Uma das maiores lojas está sob comando de Clélia Jesus Zanoni Ramos, 55 anos. Com experiência de três décadas negociando móveis usados, ela conta que tudo o que aprendeu foi na prática. ''Não temos estudo. Por isso, o que aprendemos e conseguimos foi comprando e vendendo móveis'', comenta.
Para ela, um diferencial importante da loja é a aposta em antiguidades. São móveis de época, que são procurados por quem tenta decorar com estilo. Tanto que muitos clientes de Clélia são de cidades vizinhas e até de outros Estados, com o Mato Grosso. Um exemplo de móvel de época são as penteadeiras, que eram comuns antigamente e hoje são procuradas para compor ambientes.
''Aprendi com um irmão meu que o mais importante na comercialização de móveis usados é a qualidade de cada peça'', declara. E é a qualidade, aliada à antiguidade de muitos móveis, que possibilitou a abertura de novos mercados para Clélia Zanoni Ramos.

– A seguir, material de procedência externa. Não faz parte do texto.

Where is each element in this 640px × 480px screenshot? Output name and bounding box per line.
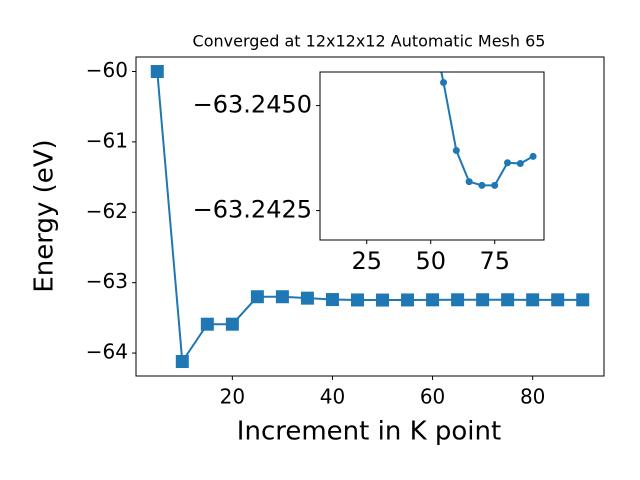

Peças antigas como aparadores são procurados por buffets, para montar ambientes de festas. Organizadores de casamentos e teatros também vão em busca de móveis antigos e estilizados para alugar. O preço, normalmente, fica em torno de 20% do valor da peça. E a retirada é feita após o cliente deixar um cheque-caução. ''Quase todos os móveis usados na filmagem de Gaijin 2 foram alugados por nós'', ressalta.
Mesmo com o diferencial, Clélia comenta que a concorrência no setor está acirrada. Tradicional na área, ela contabilizou 45 lojas apenas na Duque de Caxias. Somente entre as avenidas Celso Garcia Cid e Juscelino Kubitscheck, foram abertos 12 novos estabelecimentos esse ano.
''O mercado não é mais o que era antes. Agora está muito mais difícil. Mas não tem problema. A gente se dá bem com os donos de todas as lojas'', garante.